Vangelis Karampoulas Βαγγέλης Καράμπουλας

Mykonos
- Position: Shooting guard / small forward
- League: Greek 3rd Division

Personal information
- Born: November 18, 1981 (age 43)
- Nationality: Greek
- Listed height: 6 ft 6.75 in (2.00 m)
- Listed weight: 220 lb (100 kg)

Career information
- NBA draft: 2003: undrafted
- Playing career: 1999–present

Career history
- 1999–2005: Sporting
- 2005–2006: Makedonikos
- 2006–2007: MENT
- 2007–2008: Panellinios
- 2008–2009: Iraklis Thessaloniki
- 2009–2012: Ikaros Kallitheas
- 2012–2013: Nea Kifissia
- 2013–2014: AEK Athens
- 2014–2015: Kavala
- 2015–2017: Faros Keratsiniou
- 2017–2019: Ionikos Nikaias
- 2019–2020: Diagoras Dryopideon
- 2020–2021: Aigaleo

Career highlights
- 5× Greek 2nd Division champion (2010, 2013–2015, 2019); 3× Greek 2nd Division MVP (2010, 2013, 2017); 2× Greek 2nd Division Top Scorer (2005, 2020); Greek 3rd Division champion (2018);

= Vangelis Karampoulas =

Greek basketball player

Evangelos "Vangelis" Karampoulas (alternate spellings: Vaggelis, Karaboulas) (Greek: Ευάγγελος "Βαγγέλης" Καράμπουλας; born November 18, 1981) is a Greek professional basketball player.

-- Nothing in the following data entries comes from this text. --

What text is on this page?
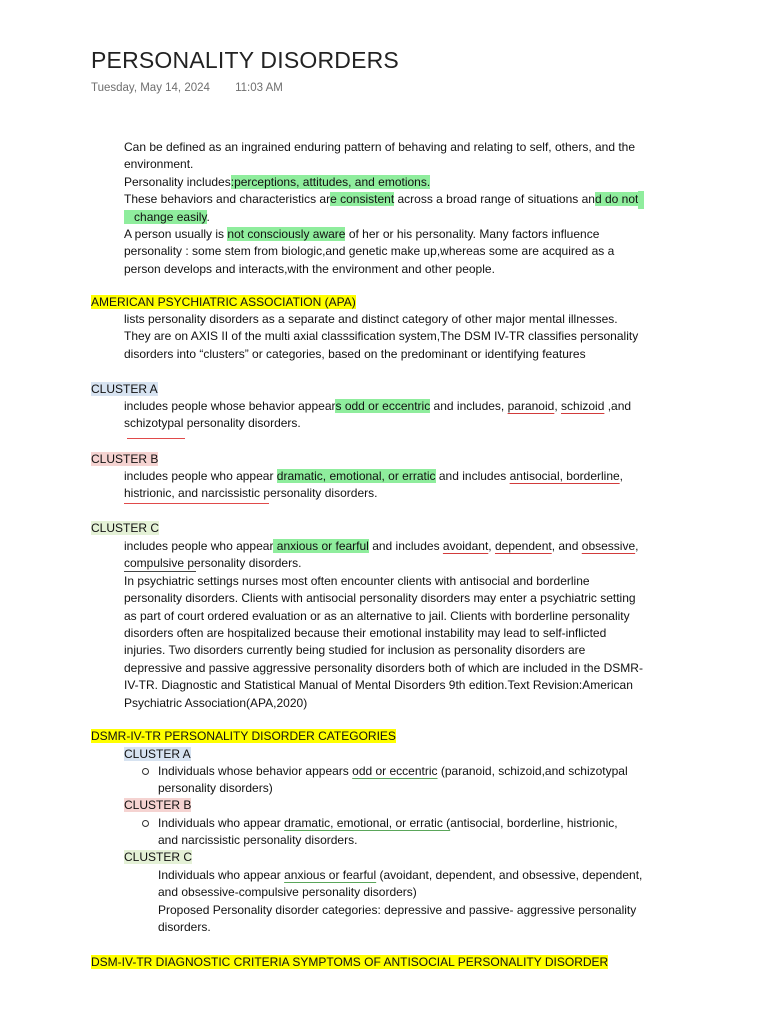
PERSONALITY DISORDERS
Tuesday, May 14, 2024 11:03 AM

Can be defined as an ingrained enduring pattern of behaving and relating to self, others, and the

environment.

Personality includes:perceptions, attitudes, and emotions.

These behaviors and characteristics are consistent across a broad range of situations and do not

change easily.

A person usually is not consciously aware of her or his personality. Many factors influence

personality : some stem from biologic,and genetic make up,whereas some are acquired as a

person develops and interacts,with the environment and other people.

AMERICAN PSYCHIATRIC ASSOCIATION (APA)

lists personality disorders as a separate and distinct category of other major mental illnesses.

They are on AXIS II of the multi axial classsification system,The DSM IV-TR classifies personality

disorders into “clusters” or categories, based on the predominant or identifying features

CLUSTER A

includes people whose behavior appears odd or eccentric and includes, paranoid, schizoid ,and

schizotypal personality disorders.

CLUSTER B

includes people who appear dramatic, emotional, or erratic and includes antisocial, borderline,

histrionic, and narcissistic personality disorders.

CLUSTER C

includes people who appear anxious or fearful and includes avoidant, dependent, and obsessive,

compulsive personality disorders.

In psychiatric settings nurses most often encounter clients with antisocial and borderline

personality disorders. Clients with antisocial personality disorders may enter a psychiatric setting

as part of court ordered evaluation or as an alternative to jail. Clients with borderline personality

disorders often are hospitalized because their emotional instability may lead to self-inflicted

injuries. Two disorders currently being studied for inclusion as personality disorders are

depressive and passive aggressive personality disorders both of which are included in the DSMR-

IV-TR. Diagnostic and Statistical Manual of Mental Disorders 9th edition.Text Revision:American

Psychiatric Association(APA,2020)

DSMR-IV-TR PERSONALITY DISORDER CATEGORIES
CLUSTER A
Individuals whose behavior appears odd or eccentric (paranoid, schizoid,and schizotypal
personality disorders)
CLUSTER B
Individuals who appear dramatic, emotional, or erratic (antisocial, borderline, histrionic,
and narcissistic personality disorders.
CLUSTER C

Individuals who appear anxious or fearful (avoidant, dependent, and obsessive, dependent,

and obsessive-compulsive personality disorders)

Proposed Personality disorder categories: depressive and passive- aggressive personality

disorders.

DSM-IV-TR DIAGNOSTIC CRITERIA SYMPTOMS OF ANTISOCIAL PERSONALITY DISORDER
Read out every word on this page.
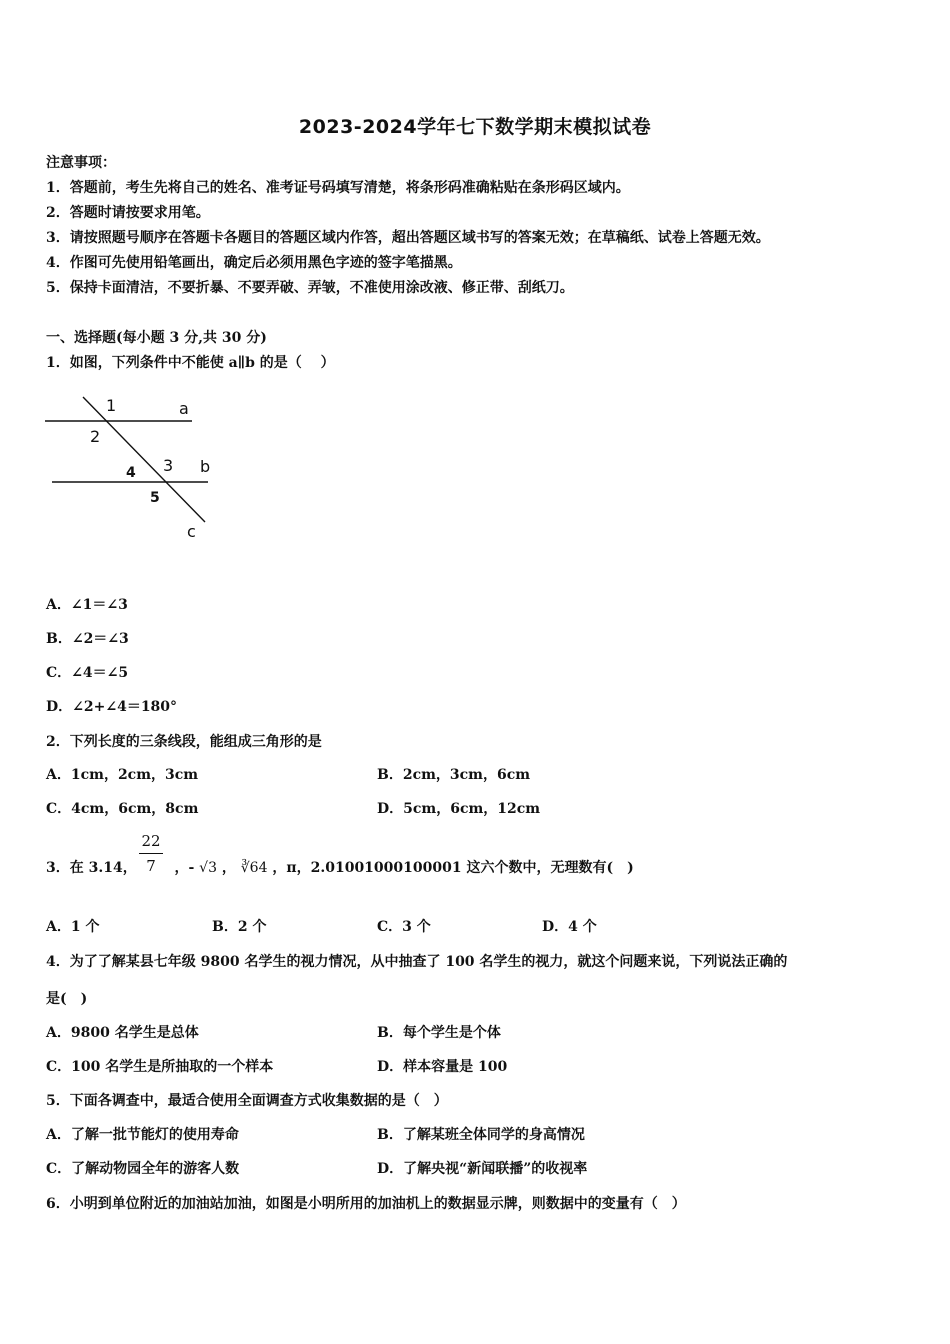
2023-2024学年七下数学期末模拟试卷
注意事项：
1．答题前，考生先将自己的姓名、准考证号码填写清楚，将条形码准确粘贴在条形码区域内。
2．答题时请按要求用笔。
3．请按照题号顺序在答题卡各题目的答题区域内作答，超出答题区域书写的答案无效；在草稿纸、试卷上答题无效。
4．作图可先使用铅笔画出，确定后必须用黑色字迹的签字笔描黑。
5．保持卡面清洁，不要折暴、不要弄破、弄皱，不准使用涂改液、修正带、刮纸刀。
一、选择题(每小题 3 分,共 30 分)
1．如图，下列条件中不能使 a∥b 的是（　 ）
1	a
2
3 b
4
5
c
A．∠1＝∠3
B．∠2＝∠3
C．∠4＝∠5
D．∠2+∠4＝180°
2．下列长度的三条线段，能组成三角形的是
A．1cm，2cm，3cm	B．2cm，3cm，6cm
C．4cm，6cm，8cm	D．5cm，6cm，12cm
3．在 3.14，	，- √3 ， ∛64 ，π，2.01001000100001 这六个数中，无理数有(　)
22
7
A．1 个	B．2 个	C．3 个	D．4 个
4．为了了解某县七年级 9800 名学生的视力情况，从中抽查了 100 名学生的视力，就这个问题来说，下列说法正确的
是(　)
A．9800 名学生是总体	B．每个学生是个体
C．100 名学生是所抽取的一个样本	D．样本容量是 100
5．下面各调查中，最适合使用全面调查方式收集数据的是（　）
A．了解一批节能灯的使用寿命	B．了解某班全体同学的身高情况
C．了解动物园全年的游客人数	D．了解央视“新闻联播”的收视率
6．小明到单位附近的加油站加油，如图是小明所用的加油机上的数据显示牌，则数据中的变量有（　）
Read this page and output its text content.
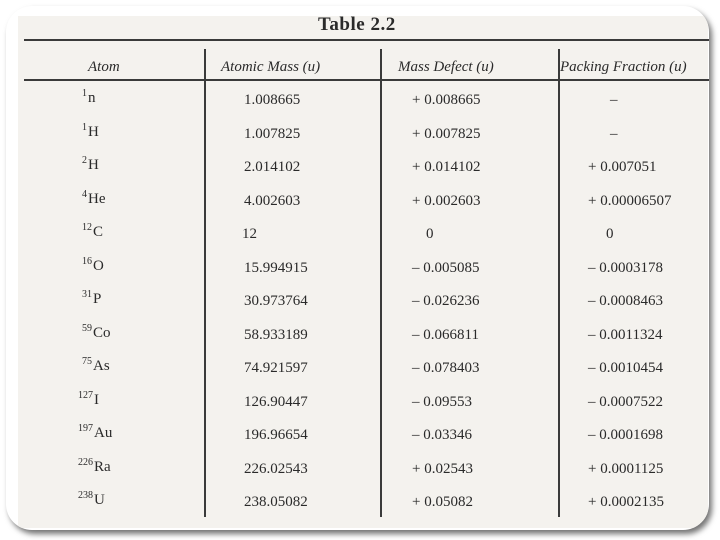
Table 2.2
Atom	Atomic Mass (u)	Mass Defect (u)	Packing Fraction (u)
$^1$n	1.008665	+ 0.008665	–
$^1$H	1.007825	+ 0.007825	–
$^2$H	2.014102	+ 0.014102	+ 0.007051
$^4$He	4.002603	+ 0.002603	+ 0.00006507
$^{12}$C	12	0	0
$^{16}$O	15.994915	– 0.005085	– 0.0003178
$^{31}$P	30.973764	– 0.026236	– 0.0008463
$^{59}$Co	58.933189	– 0.066811	– 0.0011324
$^{75}$As	74.921597	– 0.078403	– 0.0010454
$^{127}$I	126.90447	– 0.09553	– 0.0007522
$^{197}$Au	196.96654	– 0.03346	– 0.0001698
$^{226}$Ra	226.02543	+ 0.02543	+ 0.0001125
$^{238}$U	238.05082	+ 0.05082	+ 0.0002135
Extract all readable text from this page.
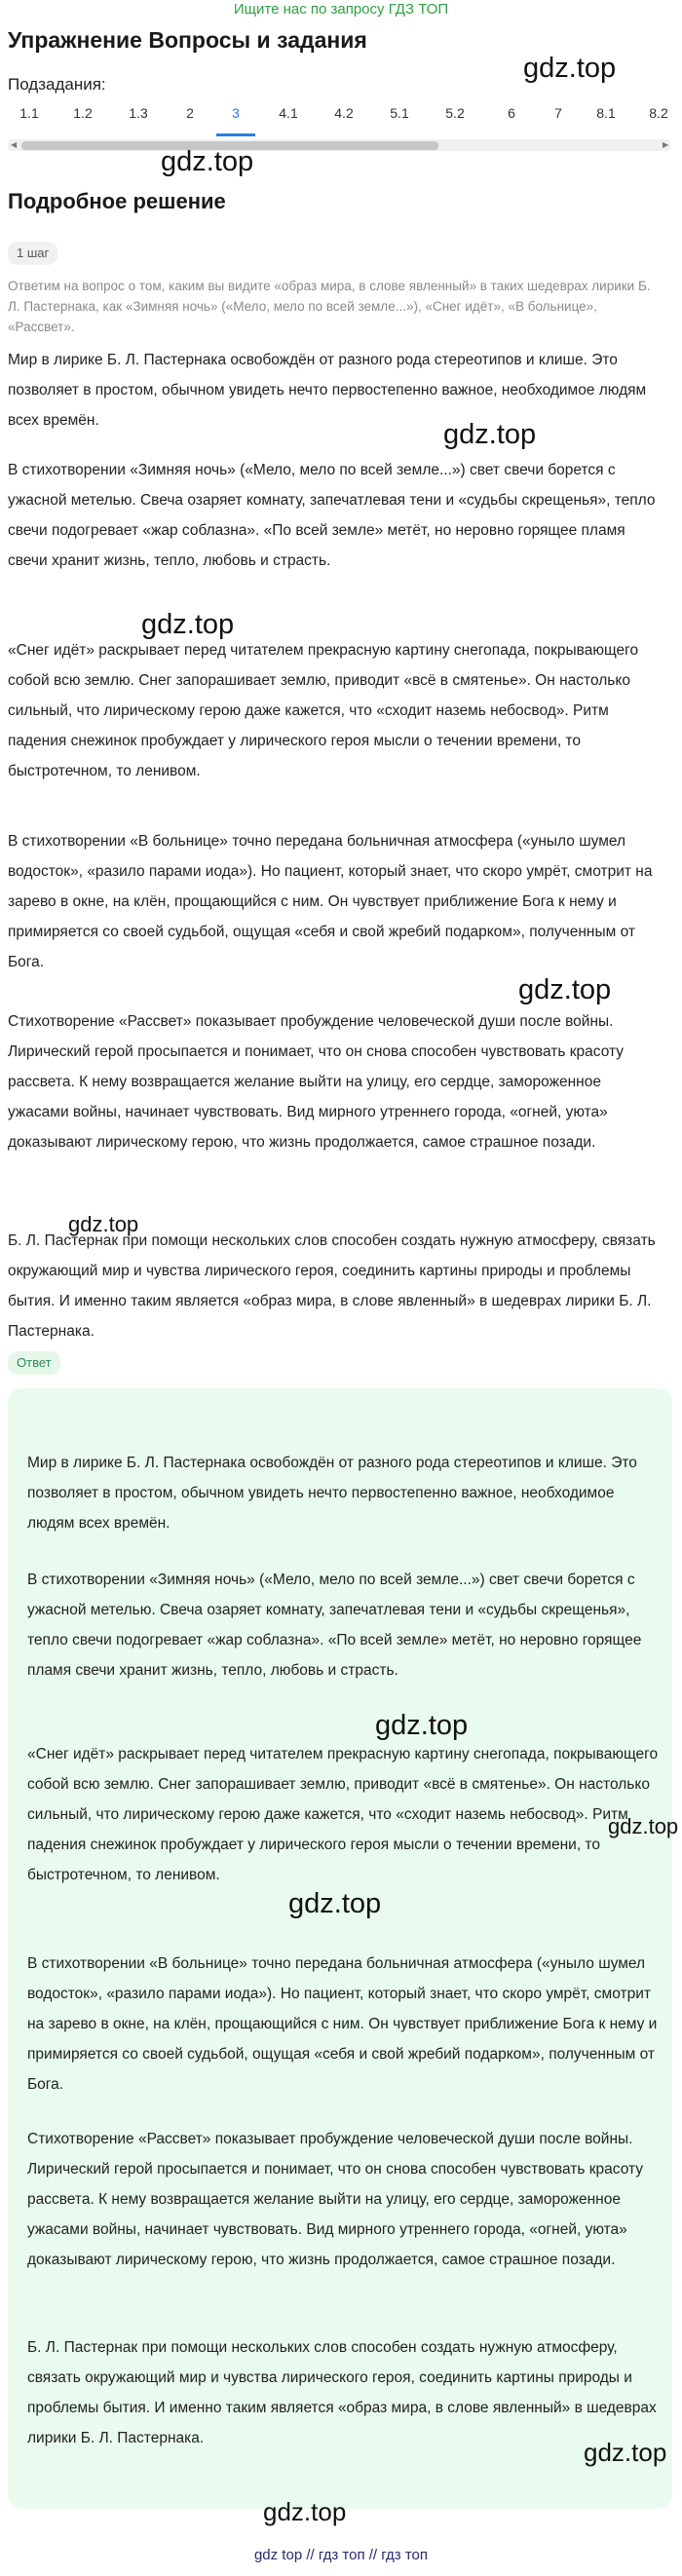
Ищите нас по запросу ГДЗ ТОП
Упражнение Вопросы и задания
gdz.top
Подзадания:
1.1	1.2	1.3	2	3	4.1	4.2	5.1	5.2	6	7	8.1	8.2
◀	▶
gdz.top
Подробное решение
1 шаг
Ответим на вопрос о том, каким вы видите «образ мира, в слове явленный» в таких шедеврах лирики Б. Л. Пастернака, как «Зимняя ночь» («Мело, мело по всей земле...»), «Снег идёт», «В больнице», «Рассвет».
Мир в лирике Б. Л. Пастернака освобождён от разного рода стереотипов и клише. Это позволяет в простом, обычном увидеть нечто первостепенно важное, необходимое людям всех времён.	gdz.top
В стихотворении «Зимняя ночь» («Мело, мело по всей земле...») свет свечи борется с ужасной метелью. Свеча озаряет комнату, запечатлевая тени и «судьбы скрещенья», тепло свечи подогревает «жар соблазна». «По всей земле» метёт, но неровно горящее пламя свечи хранит жизнь, тепло, любовь и страсть.
gdz.top
«Снег идёт» раскрывает перед читателем прекрасную картину снегопада, покрывающего собой всю землю. Снег запорашивает землю, приводит «всё в смятенье». Он настолько сильный, что лирическому герою даже кажется, что «сходит наземь небосвод». Ритм падения снежинок пробуждает у лирического героя мысли о течении времени, то быстротечном, то ленивом.
В стихотворении «В больнице» точно передана больничная атмосфера («уныло шумел водосток», «разило парами иода»). Но пациент, который знает, что скоро умрёт, смотрит на зарево в окне, на клён, прощающийся с ним. Он чувствует приближение Бога к нему и примиряется со своей судьбой, ощущая «себя и свой жребий подарком», полученным от Бога.
gdz.top
Стихотворение «Рассвет» показывает пробуждение человеческой души после войны. Лирический герой просыпается и понимает, что он снова способен чувствовать красоту рассвета. К нему возвращается желание выйти на улицу, его сердце, замороженное ужасами войны, начинает чувствовать. Вид мирного утреннего города, «огней, уюта» доказывают лирическому герою, что жизнь продолжается, самое страшное позади.
gdz.top
Б. Л. Пастернак при помощи нескольких слов способен создать нужную атмосферу, связать окружающий мир и чувства лирического героя, соединить картины природы и проблемы бытия. И именно таким является «образ мира, в слове явленный» в шедеврах лирики Б. Л. Пастернака.
Ответ
Мир в лирике Б. Л. Пастернака освобождён от разного рода стереотипов и клише. Это позволяет в простом, обычном увидеть нечто первостепенно важное, необходимое людям всех времён.
В стихотворении «Зимняя ночь» («Мело, мело по всей земле...») свет свечи борется с ужасной метелью. Свеча озаряет комнату, запечатлевая тени и «судьбы скрещенья», тепло свечи подогревает «жар соблазна». «По всей земле» метёт, но неровно горящее пламя свечи хранит жизнь, тепло, любовь и страсть.
gdz.top
«Снег идёт» раскрывает перед читателем прекрасную картину снегопада, покрывающего собой всю землю. Снег запорашивает землю, приводит «всё в смятенье». Он настолько сильный, что лирическому герою даже кажется, что «сходит наземь небосвод». Ритм падения снежинок пробуждает у лирического героя мысли о течении времени, то быстротечном, то ленивом.
gdz.top
В стихотворении «В больнице» точно передана больничная атмосфера («уныло шумел водосток», «разило парами иода»). Но пациент, который знает, что скоро умрёт, смотрит на зарево в окне, на клён, прощающийся с ним. Он чувствует приближение Бога к нему и примиряется со своей судьбой, ощущая «себя и свой жребий подарком», полученным от Бога.
Стихотворение «Рассвет» показывает пробуждение человеческой души после войны. Лирический герой просыпается и понимает, что он снова способен чувствовать красоту рассвета. К нему возвращается желание выйти на улицу, его сердце, замороженное ужасами войны, начинает чувствовать. Вид мирного утреннего города, «огней, уюта» доказывают лирическому герою, что жизнь продолжается, самое страшное позади.
Б. Л. Пастернак при помощи нескольких слов способен создать нужную атмосферу, связать окружающий мир и чувства лирического героя, соединить картины природы и проблемы бытия. И именно таким является «образ мира, в слове явленный» в шедеврах лирики Б. Л. Пастернака.
gdz.top
gdz.top
gdz.top
gdz top // гдз топ // гдз топ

He is a 2.00 m tall shooting guard–small forward. His nickname is Mr. Promotion, due to the fact that the clubs he plays with almost always get promoted to the next higher league level.

==Professional career==
During his professional career, Karampoulas has played with some of the following clubs in Greece: Sporting, Makedonikos, MENT, Panellinios (EuroCup), Iraklis, Ikaros Kallitheas, AENK, AEK Athens, Kavala, and Faros Keratsiniou.

He was voted the Greek 2nd Division's MVP in 2010, 2013, and 2017. His teams managed to earn a league promotion from the Greek 2nd Division to the top-tier level Greek 1st Division in five consecutive seasons, achieving this eight times overall (2010, 2013, 2014, 2015, 2016, 2017, 2019, 2020), while also winning the Greek 2nd Division championship a total of five times (2010, 2013, 2014, 2015, 2019).

In 2017, he joined the Greek 3rd Division club Ionikos Nikaias. During the Greek 2nd Division 2018–19 season, while playing with Ionikos, he scored 61 points in a game against Ethnikos Piraeus. During the game, he made 10 three-point field goals.